When the guidance was released in mid-July, it did indeed agree with the Sixth Circuit, but the Supreme Court will have the final word. So again, there is little certainty at this time.
Cartwright also cautioned that the EEOC and the courts are looking very closely at employee waivers, and urged caution in developing them.
A non-health-related issue also in the news, the Obama recess appointments to the National Labor Relations Board, are likely to be “Much Ado About Nothing,” according to John Lichtenberg.
After those Jan. 2012 appointments were ruled unconstitutional in NLRB v. Noel Canning, new Senate-approved appointees basically just ratified all the decisions made by the previous board, including the appointments of regional directors.
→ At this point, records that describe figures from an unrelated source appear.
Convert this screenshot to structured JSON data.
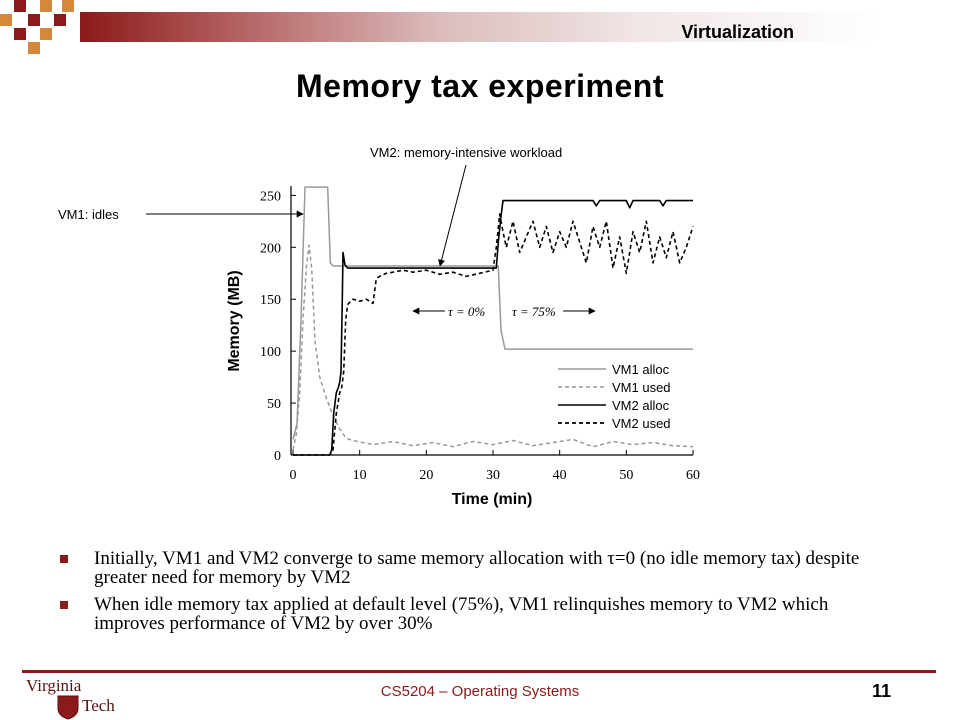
{
  "header": {
    "section": "Virtualization",
    "title": "Memory tax experiment"
  },
  "chart_data": {
    "type": "line",
    "xlabel": "Time (min)",
    "ylabel": "Memory (MB)",
    "xlim": [
      0,
      60
    ],
    "ylim": [
      0,
      260
    ],
    "xticks": [
      0,
      10,
      20,
      30,
      40,
      50,
      60
    ],
    "yticks": [
      0,
      50,
      100,
      150,
      200,
      250
    ],
    "grid": false,
    "legend_position": "bottom-right",
    "series": [
      {
        "name": "VM1 alloc",
        "style": "solid",
        "color": "#999999",
        "x": [
          0,
          0.6,
          1.2,
          1.8,
          5.2,
          5.6,
          6.0,
          30.8,
          31.2,
          31.8,
          60
        ],
        "y": [
          15,
          30,
          130,
          258,
          258,
          185,
          182,
          182,
          120,
          102,
          102
        ]
      },
      {
        "name": "VM1 used",
        "style": "dashed",
        "color": "#999999",
        "x": [
          0,
          0.5,
          1.0,
          1.5,
          2.0,
          2.4,
          2.8,
          3.3,
          4.0,
          5.0,
          6.0,
          7.0,
          8.0,
          9.0,
          12,
          15,
          18,
          21,
          24,
          27,
          30,
          33,
          36,
          39,
          42,
          45,
          48,
          51,
          54,
          57,
          60
        ],
        "y": [
          5,
          20,
          60,
          130,
          180,
          202,
          180,
          110,
          75,
          55,
          38,
          25,
          16,
          14,
          10,
          13,
          9,
          12,
          8,
          13,
          10,
          14,
          9,
          12,
          15,
          8,
          13,
          10,
          12,
          9,
          8
        ]
      },
      {
        "name": "VM2 alloc",
        "style": "solid",
        "color": "#000000",
        "x": [
          0,
          5.5,
          5.8,
          6.1,
          6.5,
          6.8,
          7.0,
          7.2,
          7.4,
          7.5,
          7.8,
          8.2,
          8.8,
          30.5,
          30.8,
          31.2,
          31.5,
          45,
          45.5,
          46,
          50,
          50.5,
          51,
          55,
          55.5,
          56,
          60
        ],
        "y": [
          0,
          0,
          5,
          40,
          60,
          65,
          70,
          80,
          150,
          195,
          183,
          180,
          180,
          180,
          205,
          230,
          245,
          245,
          240,
          245,
          245,
          238,
          245,
          245,
          240,
          245,
          245
        ]
      },
      {
        "name": "VM2 used",
        "style": "dashed",
        "color": "#000000",
        "x": [
          0,
          5.5,
          6.0,
          6.5,
          7.0,
          7.3,
          7.6,
          7.9,
          8.2,
          9.0,
          10.0,
          11.0,
          12.0,
          12.5,
          13.0,
          14.0,
          15.0,
          16.5,
          18,
          20,
          22,
          24,
          26,
          28,
          30,
          30.5,
          31,
          31.5,
          32,
          33,
          34,
          35,
          36,
          37,
          38,
          39,
          40,
          41,
          42,
          43,
          44,
          45,
          46,
          47,
          48,
          49,
          50,
          51,
          52,
          53,
          54,
          55,
          56,
          57,
          58,
          59,
          60
        ],
        "y": [
          0,
          0,
          5,
          40,
          60,
          65,
          80,
          130,
          145,
          150,
          148,
          150,
          146,
          170,
          172,
          175,
          176,
          178,
          176,
          178,
          174,
          176,
          172,
          175,
          178,
          200,
          232,
          215,
          200,
          225,
          195,
          210,
          225,
          200,
          220,
          195,
          215,
          200,
          225,
          205,
          185,
          220,
          200,
          225,
          180,
          210,
          175,
          215,
          195,
          225,
          185,
          210,
          190,
          215,
          185,
          200,
          220
        ]
      }
    ],
    "annotations": [
      "VM1: idles",
      "VM2: memory-intensive workload",
      "τ = 0%",
      "τ = 75%"
    ]
  },
  "bullets": [
    "Initially, VM1 and VM2 converge to same memory allocation with τ=0 (no idle memory tax) despite greater need for memory by VM2",
    "When idle memory tax applied at default level (75%), VM1 relinquishes memory to VM2 which improves performance of VM2 by over 30%"
  ],
  "footer": {
    "course": "CS5204 – Operating Systems",
    "page": "11",
    "logo_text": "Virginia Tech"
  },
  "colors": {
    "maroon": "#8b1a1a",
    "orange": "#d4893a"
  }
}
There are, of course, legal questions remaining about the limits on retroactive ratification.
But Lichtenberg said that the local regional director was not appointed at that time, so those decisions will stand.
Lichtenberg’s presentation on the NLRB was peppered with quotes from the Bard, including the assessment that the Noel Canning case may tour out to be a “Tale/told by an idiot, full of sound and fury/signifying nothing.”
As Bruce Courtade stepped up to talk about non-compete and non-solicitation clauses, he joked that one of the best indications of the diversity of approaches among Rhoades McKee attorneys is that Lichtenberg quoted Shakespeare while Courtade himself quotes Arnold Schwarzenegger — as the Terminator.
Courtade said that one advantage of business courts, now mandated throughout the state, is that the opinions are published, so it is possible to get an advance idea on how judges like Kent County’s Judge Christopher Yates will rule.
The hard-working Judge Yates has issued dozens of opinions on non-compete and non-solicitation clauses since taking on the business court docket, and Courtade said Yates tends to make his decision based on the reasonableness of the non-compete restraints. He advised that provisions should be specifically tailored to the position, but that this at least offers some certainty on the issue.
Nonethless, the seminar underscored the need for HR personnel to consult with a lawyer to address constant change and ambiguity.